Suppressing thermal quenching via defect passivation for efficient quasi-2D perovskite light-emitting diodes

Emission thermal quenching is commonly observed in quasi-2D perovskite emitters, which causes the severe drop in luminescence efficiency for the quasi-2D perovskite light-emitting diodes (PeLEDs) during practical operations. However, this issue is often neglected and rarely studied, and the root cause of the thermal quenching has not been completely revealed now. Here, we develop a passivation strategy via the 2,7-dibromo-9,9-bis (3'-diethoxylphosphorylpropyl)-fluorene to investigate and suppress the thermal quenching. The agent can effectively passivate coordination-unsaturated Pb2+ defects of both surface and bulk of the film without affecting the perovskite crystallization, which helps to more truly demonstrate the important role of defects in thermal quenching. And our results reveal the root cause that the quenching will be strengthened by the defect-promoted exciton-phonon coupling. Ultimately, the PeLEDs with defect passivation achieve an improved external quantum efficiency (EQE) over 22% and doubled operation lifetime at room temperature, and can maintain about 85% of the initial EQE at 85 degrees C, much higher than 17% of the control device.

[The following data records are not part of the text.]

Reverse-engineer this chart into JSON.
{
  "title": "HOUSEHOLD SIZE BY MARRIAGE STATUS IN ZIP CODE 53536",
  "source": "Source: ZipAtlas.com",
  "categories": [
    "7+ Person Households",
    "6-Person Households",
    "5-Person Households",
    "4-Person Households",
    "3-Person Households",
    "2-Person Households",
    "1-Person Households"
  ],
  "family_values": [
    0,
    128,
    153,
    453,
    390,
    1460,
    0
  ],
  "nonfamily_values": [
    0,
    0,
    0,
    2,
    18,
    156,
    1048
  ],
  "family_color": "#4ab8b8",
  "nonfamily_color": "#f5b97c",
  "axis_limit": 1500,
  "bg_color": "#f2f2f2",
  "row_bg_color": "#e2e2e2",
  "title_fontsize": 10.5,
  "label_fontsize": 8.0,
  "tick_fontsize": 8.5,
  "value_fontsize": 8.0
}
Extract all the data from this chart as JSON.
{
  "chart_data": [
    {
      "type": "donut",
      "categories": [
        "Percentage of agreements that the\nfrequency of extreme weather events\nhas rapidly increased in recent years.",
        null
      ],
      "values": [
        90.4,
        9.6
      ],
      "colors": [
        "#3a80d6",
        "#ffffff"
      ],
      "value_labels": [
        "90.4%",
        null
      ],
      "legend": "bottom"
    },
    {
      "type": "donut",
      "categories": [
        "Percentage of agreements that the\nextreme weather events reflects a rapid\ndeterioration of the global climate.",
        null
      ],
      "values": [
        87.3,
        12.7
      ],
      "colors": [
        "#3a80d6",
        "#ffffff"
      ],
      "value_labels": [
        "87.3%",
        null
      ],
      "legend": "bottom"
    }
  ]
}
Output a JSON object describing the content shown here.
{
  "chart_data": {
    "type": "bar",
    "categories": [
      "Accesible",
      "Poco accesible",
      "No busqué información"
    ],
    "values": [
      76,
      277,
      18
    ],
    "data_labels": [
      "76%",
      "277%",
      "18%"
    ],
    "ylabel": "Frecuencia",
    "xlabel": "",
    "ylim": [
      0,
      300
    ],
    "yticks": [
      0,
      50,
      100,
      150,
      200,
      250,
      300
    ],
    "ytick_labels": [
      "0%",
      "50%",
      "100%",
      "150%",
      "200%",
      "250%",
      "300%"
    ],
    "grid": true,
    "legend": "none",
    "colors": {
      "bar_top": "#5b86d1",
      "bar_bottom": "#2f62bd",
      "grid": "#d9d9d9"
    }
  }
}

These findings provide an important basis for fabricating practical PeLEDs for lighting and displays.

Automated summary

Emission thermal quenching is a common issue in quasi-2D perovskite emitters and greatly reduces the luminescence efficiency of PeLEDs. In this study, a passivation strategy is developed to investigate and suppress the thermal quenching, revealing the important role of defects. The defect-passivated PeLEDs achieve improved external quantum efficiency and longer operation lifetime.